La loro albagia intellettualistica li fa smarrire nei meandri di un labirinto nel quale intravedono lo Stato di Polizia e si lamentano dello “stato d’eccezione” maneggiato con gli strumenti tecnico- giuridici a disposizione per salvare quante più vite possibili. Per quanto complessa, la verità, denudata dalle sofisticherie degli intelló, è semplice: se si sceglie la via della sopravvivenza non c’è altro da fare che accettarne le conseguenze; al contrario, nessuno impedisce di attuare piani autodistruttivi che pregiudicheranno le esistenze degli altri per un tempo immemorabile. La conservazione della vita è il principio fondante di ogni comunità. E non ne ricordiamo neppure una che abbia deciso di non accettare sacrifici collettivi pur di durare, sperabilmente con dignità. Messo in discussione tale principio, è fin troppo facile che si aprano le vie della dissoluzione sociale, per giunta, nella fattispecie, a causa dell’apparizione di un nemico invisibile come, peraltro, è già accaduto in tempi remoti e meno remoti.
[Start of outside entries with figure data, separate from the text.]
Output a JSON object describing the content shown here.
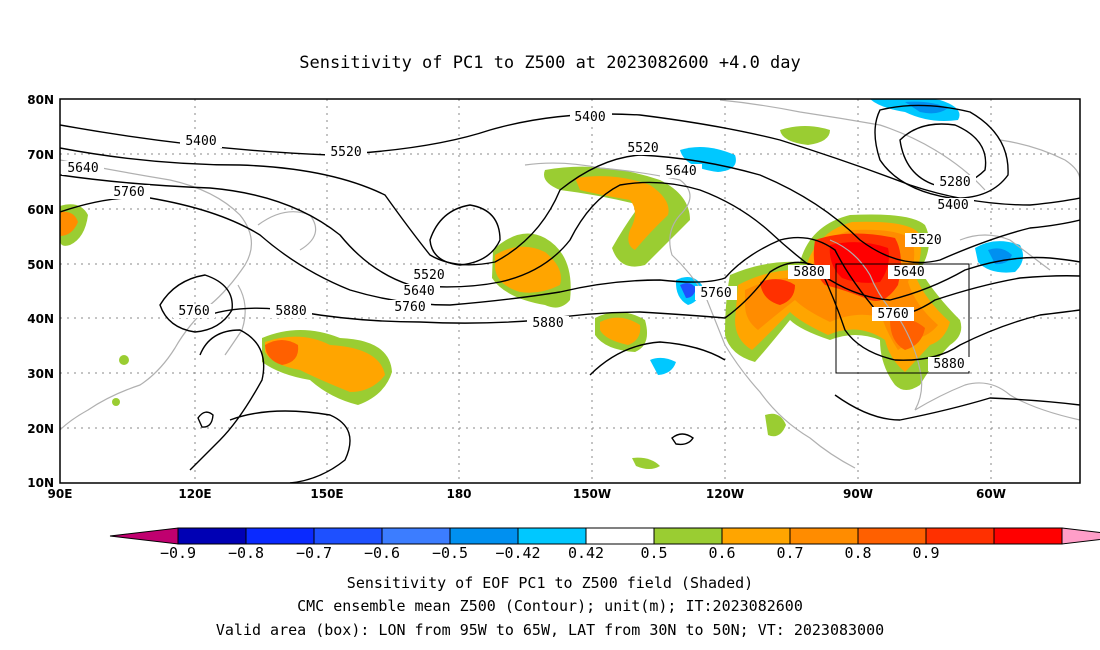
{
  "title": "Sensitivity of PC1 to Z500 at 2023082600 +4.0 day",
  "lat_labels": [
    "80N",
    "70N",
    "60N",
    "50N",
    "40N",
    "30N",
    "20N",
    "10N"
  ],
  "lon_labels": [
    "90E",
    "120E",
    "150E",
    "180",
    "150W",
    "120W",
    "90W",
    "60W"
  ],
  "contour_labels": [
    {
      "text": "5400"
    },
    {
      "text": "5400"
    },
    {
      "text": "5520"
    },
    {
      "text": "5520"
    },
    {
      "text": "5640"
    },
    {
      "text": "5640"
    },
    {
      "text": "5760"
    },
    {
      "text": "5760"
    },
    {
      "text": "5880"
    },
    {
      "text": "5880"
    },
    {
      "text": "5520"
    },
    {
      "text": "5640"
    },
    {
      "text": "5760"
    },
    {
      "text": "5880"
    },
    {
      "text": "5760"
    },
    {
      "text": "5880"
    },
    {
      "text": "5520"
    },
    {
      "text": "5640"
    },
    {
      "text": "5760"
    },
    {
      "text": "5880"
    },
    {
      "text": "5280"
    },
    {
      "text": "5400"
    }
  ],
  "colorbar": {
    "colors": [
      "#c0006f",
      "#0000b4",
      "#0a2aff",
      "#1e50ff",
      "#3c7dff",
      "#0090f0",
      "#00c8ff",
      "#ffffff",
      "#9acd32",
      "#ffa500",
      "#ff8c00",
      "#ff6000",
      "#ff3000",
      "#ff0000",
      "#ff9ec8"
    ],
    "tick_labels": [
      "−0.9",
      "−0.8",
      "−0.7",
      "−0.6",
      "−0.5",
      "−0.42",
      "0.42",
      "0.5",
      "0.6",
      "0.7",
      "0.8",
      "0.9"
    ]
  },
  "captions": [
    "Sensitivity of EOF PC1 to Z500 field (Shaded)",
    "CMC ensemble mean Z500 (Contour); unit(m); IT:2023082600",
    "Valid area (box): LON from 95W to 65W, LAT from 30N to 50N; VT: 2023083000"
  ]
}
Se si accetta che sovrano è colui che decide sullo “stato di eccezione”, prendendo in prestito la lezione di Carl Schmitt, alla sua sovranità è necessario sottomettersi, a meno di non volersi consegnare al caos permanente, alla ferocia innescata dal rifiuto della legalità e della legittimità. Anche nei sistemi democratici lo Stato d’eccezione è praticabile, non è uno stravolgimento del plebiscitario o che prelude alla comparsa dell’uomo forte. E pertanto se non un “governo degli ottimati”, quanto meno una classe politica responsabile e accettata nella sua composizione e diversificata nei ruoli al suo interno, può sostenere l’eccezionalità di un momento, fino a sospendere, se del caso, libertà ritenute intangibili. Questo è quel poco che sappiamo e di cui dobbiamo accontentarci. Può non piacere lo Stato “creatore del diritto”, come dicevano i giuristi tedeschi del secolo passato, ma non si vede un’altra via per contenere ( sempre che funzioni e dia i risultati sperati) la disperante prospettiva della distruzione: c’è stato chi, in nome di un bizzarro liberalismo molto libertario ha ipotizzato l’immunità di gregge che sarebbe costata centinaia milioni di morti su scala planetaria per garantire ai più forti ( o fortunati) una sopravvivenza che immaginiamo allucinante e larvale. Non sappiamo, nonostante gli sforzi che vengono fatti, in maniera spesso confusa e contraddittoria, quel che sarà di noi da qui alla prossima primavera, quando il sole tornerà a bussare alle nostre finestre. Ci auguriamo che le trovi aperte, che le stanze vengano inondate da una luce nuova, che nel frattempo la vita sia rinata nei nostri cuori. In compagnia della nostra ignoranza non abbiamo altro che quel che vediamo, realizzato più o meno bene più o meno male, per continuare a vivere.